Sa carrière débute dans les années 1960, alors que le Maroc indépendant cherche à forger son identité culturelle. Doukkali, avec sa voix d'une richesse et d'une ampleur exceptionnelles, s'impose rapidement comme une référence. Il collabore avec les plus grands compositeurs et poètes de son époque, offrant à leurs mots une musicalité inégalée.

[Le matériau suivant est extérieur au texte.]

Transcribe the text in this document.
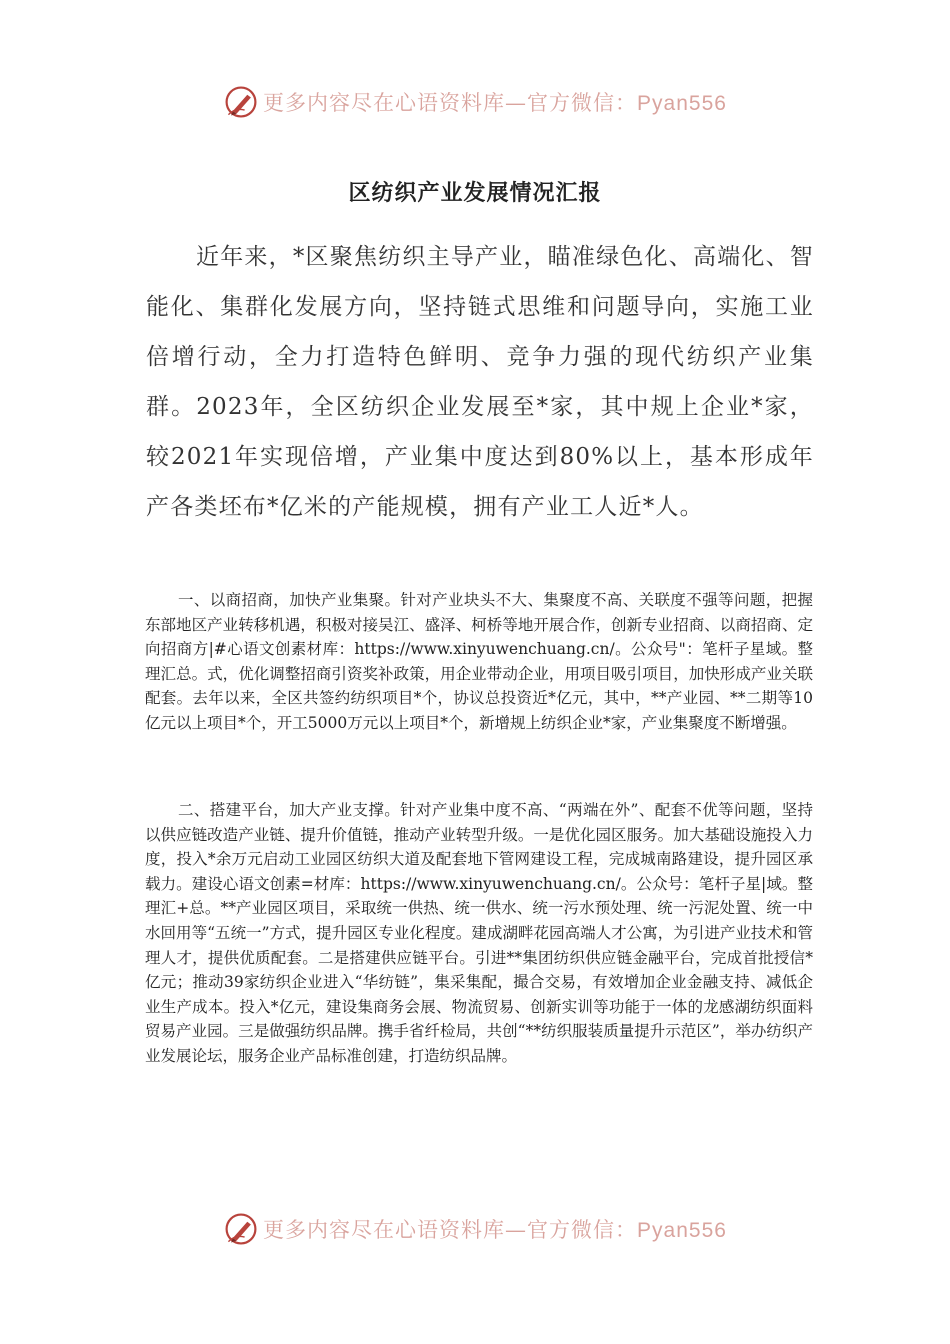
更多内容尽在心语资料库—官方微信：Pyan556
区纺织产业发展情况汇报

近年来，*区聚焦纺织主导产业，瞄准绿色化、高端化、智能化、集群化发展方向，坚持链式思维和问题导向，实施工业倍增行动，全力打造特色鲜明、竞争力强的现代纺织产业集群。2023年，全区纺织企业发展至*家，其中规上企业*家，较2021年实现倍增，产业集中度达到80%以上，基本形成年产各类坯布*亿米的产能规模，拥有产业工人近*人。

一、以商招商，加快产业集聚。针对产业块头不大、集聚度不高、关联度不强等问题，把握东部地区产业转移机遇，积极对接吴江、盛泽、柯桥等地开展合作，创新专业招商、以商招商、定向招商方|#心语文创素材库：https://www.xinyuwenchuang.cn/。公众号"：笔杆子星域。整理汇总。式，优化调整招商引资奖补政策，用企业带动企业，用项目吸引项目，加快形成产业关联配套。去年以来，全区共签约纺织项目*个，协议总投资近*亿元，其中，**产业园、**二期等10亿元以上项目*个，开工5000万元以上项目*个，新增规上纺织企业*家，产业集聚度不断增强。

二、搭建平台，加大产业支撑。针对产业集中度不高、“两端在外”、配套不优等问题，坚持以供应链改造产业链、提升价值链，推动产业转型升级。一是优化园区服务。加大基础设施投入力度，投入*余万元启动工业园区纺织大道及配套地下管网建设工程，完成城南路建设，提升园区承载力。建设心语文创素=材库：https://www.xinyuwenchuang.cn/。公众号：笔杆子星|域。整理汇+总。**产业园区项目，采取统一供热、统一供水、统一污水预处理、统一污泥处置、统一中水回用等“五统一”方式，提升园区专业化程度。建成湖畔花园高端人才公寓，为引进产业技术和管理人才，提供优质配套。二是搭建供应链平台。引进**集团纺织供应链金融平台，完成首批授信*亿元；推动39家纺织企业进入“华纺链”，集采集配，撮合交易，有效增加企业金融支持、减低企业生产成本。投入*亿元，建设集商务会展、物流贸易、创新实训等功能于一体的龙感湖纺织面料贸易产业园。三是做强纺织品牌。携手省纤检局，共创“**纺织服装质量提升示范区”，举办纺织产业发展论坛，服务企业产品标准创建，打造纺织品牌。

更多内容尽在心语资料库—官方微信：Pyan556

Ses chansons les plus célèbres — Ya Immi, Azine, Sidi Mansour — continuent de résonner dans les foyers marocains, transcendant les frontières et les générations. Elles constituent un lien vivant entre la modernité et une tradition musicale millénaire.
Aujourd'hui octogénaire, Abdelwahab Doukkali reste une figure respectée et aimée, dont l'œuvre continue d'inspirer de nombreux artistes. Un portrait en ciel de l'art marocain.